20 of the best book quotes from On Liberty
01
“To make anyone answerable for doing evil to others, is the rule; to make him answerable for not preventing evil, is, comparatively speaking, the exception.”
02
“If all mankind minus one, were of one opinion, and only one person were of the contrary opinion, mankind would be no more justified in silencing that one person, than he, if he had the power, would be justified in silencing mankind.”
03
“He who knows only his own side of the case knows little of that. His reasons may be good, and no one may have been able to refute them.

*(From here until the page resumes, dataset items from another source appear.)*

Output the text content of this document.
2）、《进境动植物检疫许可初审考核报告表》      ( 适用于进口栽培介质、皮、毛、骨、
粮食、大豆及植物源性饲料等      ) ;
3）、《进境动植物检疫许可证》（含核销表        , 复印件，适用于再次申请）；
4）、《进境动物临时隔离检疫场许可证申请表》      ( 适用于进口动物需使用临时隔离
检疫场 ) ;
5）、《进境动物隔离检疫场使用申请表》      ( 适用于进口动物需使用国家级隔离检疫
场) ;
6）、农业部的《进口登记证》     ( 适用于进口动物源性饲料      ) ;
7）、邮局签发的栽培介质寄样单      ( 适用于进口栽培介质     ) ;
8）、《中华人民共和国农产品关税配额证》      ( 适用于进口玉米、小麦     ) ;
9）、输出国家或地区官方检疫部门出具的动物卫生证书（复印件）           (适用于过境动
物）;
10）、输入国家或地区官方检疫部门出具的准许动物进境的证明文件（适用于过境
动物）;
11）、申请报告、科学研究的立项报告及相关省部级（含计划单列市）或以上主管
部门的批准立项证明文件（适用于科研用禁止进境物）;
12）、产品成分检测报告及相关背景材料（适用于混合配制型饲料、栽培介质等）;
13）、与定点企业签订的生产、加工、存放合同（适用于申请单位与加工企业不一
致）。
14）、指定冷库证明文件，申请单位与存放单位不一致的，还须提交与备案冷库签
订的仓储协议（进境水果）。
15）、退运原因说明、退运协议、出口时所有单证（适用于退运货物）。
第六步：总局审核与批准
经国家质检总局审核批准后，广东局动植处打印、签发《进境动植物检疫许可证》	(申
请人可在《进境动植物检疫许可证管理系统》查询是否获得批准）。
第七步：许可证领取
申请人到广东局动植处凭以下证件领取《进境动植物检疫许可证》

But if he is equally unable to refute the reasons on the opposite side, if he does not so much as know what they are, he has no ground for preferring either opinion.”
04
“A person may cause evil to others not only by his actions but by his inaction, and in either case he is justly accountable to them for the injury.”
05
″... the danger which threatens human nature is not the excess, but the deficiency, of personal impulses and preferences.”
06
“Each is a proper guardian of his own health, whether bodily, or mental or spiritual.”
07
″... they have never thrown themselves into the mental position of those who think differently from them, and considered what such persons may have to say...
08
“Mankind are greater gainers by suffering each other to live as seems good to themselves, than by compelling each to live as seems good to the rest.”
09
“The peculiar evil of silencing the expression of the opinion is, that it is robbing the human race.”
10
“Human nature is not a machine to be built after a model, and set to do exactly the work prescribed for it, but a tree, which requires to grow and develope itself on all sides, according to the tendency of the inward forces which make it a living thing.”
11
″... intelligent following of custom, or even occasionally an intelligent deviation from custom, is better than a blind and simply mechanical adhesion to it.”
12
“Yet, desires and and impulses are as much a part of a perfect human being, as beliefs and restraints;”
13
“The only freedom which deserves the name is that of pursuing our own good in our own way, so long as we do not attempt to deprive others of theirs, or impede their efforts to obtain it.”
14
“It is not because men’s desires are strong that they act ill; it is because their consciences are weak.”
15
“A person whose desires and impulses are his own- are the expression of his own nature, as it has been developed and modified by his own culture- is said to have character.”
16
“It still remains unrecognised, that to bring a child into existence without a fair prospect of being able, not only to provide food for its body, but instruction and training for its mind, is a moral crime, both against the unfortunate offspring and against society;”
17
“The worst offense of this kind which can be committed by a polemic, is to stigmatize those who hold the contrary opinion as bad and immoral men.”
18
“Popular opinions, on subjects not palpable to sense, are often true, but seldom or never the whole truth.”
19
“Genius can only breathe freely in an atmosphere of freedom.”
20
“There are many truths of which the full meaning cannot be realized until personal experience has brought it home.”